Como ia dizendo, grande era a agitação em casa do comendador Nunes em certa noite de abril de 1860.

A causa desta agitação era nada menos que a apresentação de um rapaz, recentemente chegado do Norte, parente remoto dos Nunes e indigitado noivo da menina Luísa.

Chamava-se Alberto o rapaz, e tinha seus 27 anos feitos. A natureza o dotara de uma excelente figura e de um bom coração. Não escrevi à toa estes qualificativos; o coração de Alberto era bom, mas a figura era muito melhor.

O pai do candidato escrevera dois meses antes ao comendador Nunes uma carta em que lhe anunciava a vinda do filho, e aludia às conversas que tiveram ambos os velhos acerca do enlace matrimonial dos pequenos.

O comendador recebeu esta carta logo depois do jantar, e não a leu, porque era regra sua não ler nada depois do jantar, sob pretexto de que lhe perturbaria a digestão.

Pedrinho, que tinha tanto juízo como o irmão bacharel, achou a carta em cima da mesa, fê-la em pedaços para arranjar canoas de papel e armar assim uma esquadra dentro de uma bacia. Quando deram por esta travessura três quartas partes da carta já estavam em nada, porque o pequeno, vendo que alguns navios não navegavam bem, de todo os destruiu.

Os pedaços que ficaram eram apenas palavras soltas, e com algum sentido... mas que sentido! Só restavam palavras vagas e terríveis: teus... amores... Luísa... ele... flor em botão... lembras-te?

Quando a senhora D. Feliciana leu essas perguntas misteriosas sentiu que o sangue lhe subia todo ao coração, e depois à cabeça; estava iminente um ataque apoplético. Acalmou-se felizmente, mas ninguém pôde estancar-lhe as lágrimas.

Durante o longo tempo de casados nunca a senhora D. Feliciana duvidara uma vez sequer do marido, que aliás foi sempre o mais refinado hipócrita que o diabo mandou a este mundo. Aquele golpe, no fim de tantos anos, foi tremendo. Debalde o comendador Nunes alegava que de fragmentos nenhum sentido se poderia tirar, a esposa ofendida persistia nas recriminações e repetia as palavras soltas da carta.
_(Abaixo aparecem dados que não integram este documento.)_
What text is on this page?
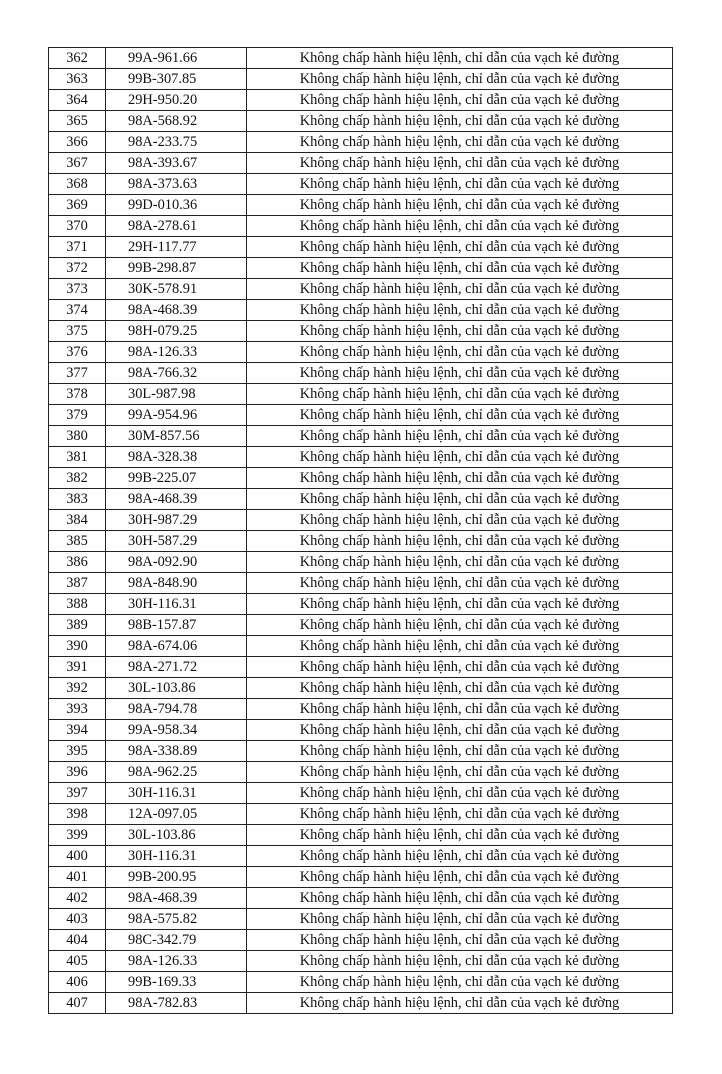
362	99A-961.66	Không chấp hành hiệu lệnh, chỉ dẫn của vạch kẻ đường
363	99B-307.85	Không chấp hành hiệu lệnh, chỉ dẫn của vạch kẻ đường
364	29H-950.20	Không chấp hành hiệu lệnh, chỉ dẫn của vạch kẻ đường
365	98A-568.92	Không chấp hành hiệu lệnh, chỉ dẫn của vạch kẻ đường
366	98A-233.75	Không chấp hành hiệu lệnh, chỉ dẫn của vạch kẻ đường
367	98A-393.67	Không chấp hành hiệu lệnh, chỉ dẫn của vạch kẻ đường
368	98A-373.63	Không chấp hành hiệu lệnh, chỉ dẫn của vạch kẻ đường
369	99D-010.36	Không chấp hành hiệu lệnh, chỉ dẫn của vạch kẻ đường
370	98A-278.61	Không chấp hành hiệu lệnh, chỉ dẫn của vạch kẻ đường
371	29H-117.77	Không chấp hành hiệu lệnh, chỉ dẫn của vạch kẻ đường
372	99B-298.87	Không chấp hành hiệu lệnh, chỉ dẫn của vạch kẻ đường
373	30K-578.91	Không chấp hành hiệu lệnh, chỉ dẫn của vạch kẻ đường
374	98A-468.39	Không chấp hành hiệu lệnh, chỉ dẫn của vạch kẻ đường
375	98H-079.25	Không chấp hành hiệu lệnh, chỉ dẫn của vạch kẻ đường
376	98A-126.33	Không chấp hành hiệu lệnh, chỉ dẫn của vạch kẻ đường
377	98A-766.32	Không chấp hành hiệu lệnh, chỉ dẫn của vạch kẻ đường
378	30L-987.98	Không chấp hành hiệu lệnh, chỉ dẫn của vạch kẻ đường
379	99A-954.96	Không chấp hành hiệu lệnh, chỉ dẫn của vạch kẻ đường
380	30M-857.56	Không chấp hành hiệu lệnh, chỉ dẫn của vạch kẻ đường
381	98A-328.38	Không chấp hành hiệu lệnh, chỉ dẫn của vạch kẻ đường
382	99B-225.07	Không chấp hành hiệu lệnh, chỉ dẫn của vạch kẻ đường
383	98A-468.39	Không chấp hành hiệu lệnh, chỉ dẫn của vạch kẻ đường
384	30H-987.29	Không chấp hành hiệu lệnh, chỉ dẫn của vạch kẻ đường
385	30H-587.29	Không chấp hành hiệu lệnh, chỉ dẫn của vạch kẻ đường
386	98A-092.90	Không chấp hành hiệu lệnh, chỉ dẫn của vạch kẻ đường
387	98A-848.90	Không chấp hành hiệu lệnh, chỉ dẫn của vạch kẻ đường
388	30H-116.31	Không chấp hành hiệu lệnh, chỉ dẫn của vạch kẻ đường
389	98B-157.87	Không chấp hành hiệu lệnh, chỉ dẫn của vạch kẻ đường
390	98A-674.06	Không chấp hành hiệu lệnh, chỉ dẫn của vạch kẻ đường
391	98A-271.72	Không chấp hành hiệu lệnh, chỉ dẫn của vạch kẻ đường
392	30L-103.86	Không chấp hành hiệu lệnh, chỉ dẫn của vạch kẻ đường
393	98A-794.78	Không chấp hành hiệu lệnh, chỉ dẫn của vạch kẻ đường
394	99A-958.34	Không chấp hành hiệu lệnh, chỉ dẫn của vạch kẻ đường
395	98A-338.89	Không chấp hành hiệu lệnh, chỉ dẫn của vạch kẻ đường
396	98A-962.25	Không chấp hành hiệu lệnh, chỉ dẫn của vạch kẻ đường
397	30H-116.31	Không chấp hành hiệu lệnh, chỉ dẫn của vạch kẻ đường
398	12A-097.05	Không chấp hành hiệu lệnh, chỉ dẫn của vạch kẻ đường
399	30L-103.86	Không chấp hành hiệu lệnh, chỉ dẫn của vạch kẻ đường
400	30H-116.31	Không chấp hành hiệu lệnh, chỉ dẫn của vạch kẻ đường
401	99B-200.95	Không chấp hành hiệu lệnh, chỉ dẫn của vạch kẻ đường
402	98A-468.39	Không chấp hành hiệu lệnh, chỉ dẫn của vạch kẻ đường
403	98A-575.82	Không chấp hành hiệu lệnh, chỉ dẫn của vạch kẻ đường
404	98C-342.79	Không chấp hành hiệu lệnh, chỉ dẫn của vạch kẻ đường
405	98A-126.33	Không chấp hành hiệu lệnh, chỉ dẫn của vạch kẻ đường
406	99B-169.33	Không chấp hành hiệu lệnh, chỉ dẫn của vạch kẻ đường
407	98A-782.83	Không chấp hành hiệu lệnh, chỉ dẫn của vạch kẻ đường
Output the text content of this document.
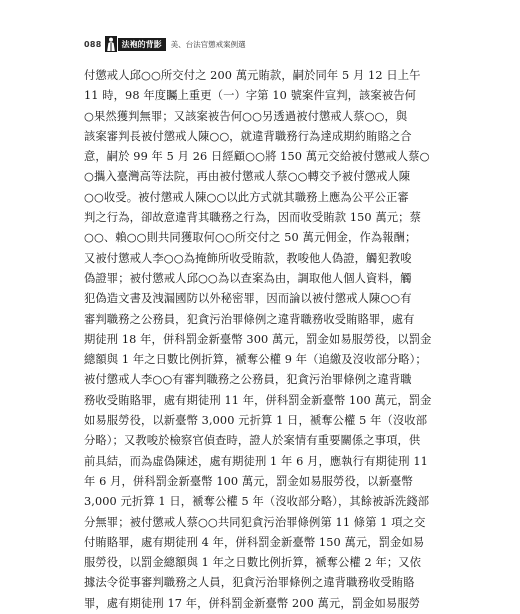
088	法袍的背影	美、台法官懲戒案例選
付懲戒人邱○○所交付之 200 萬元賄款，嗣於同年 5 月 12 日上午
11 時，98 年度矚上重更（一）字第 10 號案件宣判，該案被告何
○果然獲判無罪；又該案被告何○○另透過被付懲戒人蔡○○，與
該案審判長被付懲戒人陳○○，就違背職務行為達成期約賄賂之合
意，嗣於 99 年 5 月 26 日經顧○○將 150 萬元交給被付懲戒人蔡○
○攜入臺灣高等法院，再由被付懲戒人蔡○○轉交予被付懲戒人陳
○○收受。被付懲戒人陳○○以此方式就其職務上應為公平公正審
判之行為，卻故意違背其職務之行為，因而收受賄款 150 萬元；蔡
○○、賴○○則共同獲取何○○所交付之 50 萬元佣金，作為報酬；
又被付懲戒人李○○為掩飾所收受賄款，教唆他人偽證，觸犯教唆
偽證罪；被付懲戒人邱○○為以查案為由，調取他人個人資料，觸
犯偽造文書及洩漏國防以外秘密罪，因而論以被付懲戒人陳○○有
審判職務之公務員，犯貪污治罪條例之違背職務收受賄賂罪，處有
期徒刑 18 年，併科罰金新臺幣 300 萬元，罰金如易服勞役，以罰金
總額與 1 年之日數比例折算，褫奪公權 9 年（追繳及沒收部分略）；
被付懲戒人李○○有審判職務之公務員，犯貪污治罪條例之違背職
務收受賄賂罪，處有期徒刑 11 年，併科罰金新臺幣 100 萬元，罰金
如易服勞役，以新臺幣 3,000 元折算 1 日，褫奪公權 5 年（沒收部
分略）；又教唆於檢察官偵查時，證人於案情有重要關係之事項，供
前具結，而為虛偽陳述，處有期徒刑 1 年 6 月，應執行有期徒刑 11
年 6 月，併科罰金新臺幣 100 萬元，罰金如易服勞役，以新臺幣
3,000 元折算 1 日，褫奪公權 5 年（沒收部分略），其餘被訴洗錢部
分無罪；被付懲戒人蔡○○共同犯貪污治罪條例第 11 條第 1 項之交
付賄賂罪，處有期徒刑 4 年，併科罰金新臺幣 150 萬元，罰金如易
服勞役，以罰金總額與 1 年之日數比例折算，褫奪公權 2 年；又依
據法令從事審判職務之人員，犯貪污治罪條例之違背職務收受賄賂
罪，處有期徒刑 17 年，併科罰金新臺幣 200 萬元，罰金如易服勞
- Queridinha - disse o comendador -, esperemos outra carta, e tu verás a minha inocência mais pura que a de uma criança de berço.

- Ingrato!

- Feliciana!

- Vai-te, monstro!

- Mas, minha filha...

- Flor em botão!

- É uma frase vaga.

- Teus amores!...

- Duas palavras soltas; pode ser que ele quisesse dizer. "Como vão os teus filhos, esses dois amores." Já vês...

- Lembras-te?

- Que tem isso? Que há nessa palavra que possa encerrar um crime?

- Ele!

E nisto passaram longas horas e longos dias.

Afinal, Feliciana se foi acalmando com o tempo, e ao cabo de um mês veio nova carta do pai de Alberto dizendo que impreterivelmente o rapaz estava aqui daí a um mês.

Por felicidade do comendador Nunes, o pai do noivo não tinha a musa fértil, e a segunda carta era mais ou menos do mesmo teor da primeira, e a senhora D. Feliciana, já convencida, esqueceu completamente os rigores do marido.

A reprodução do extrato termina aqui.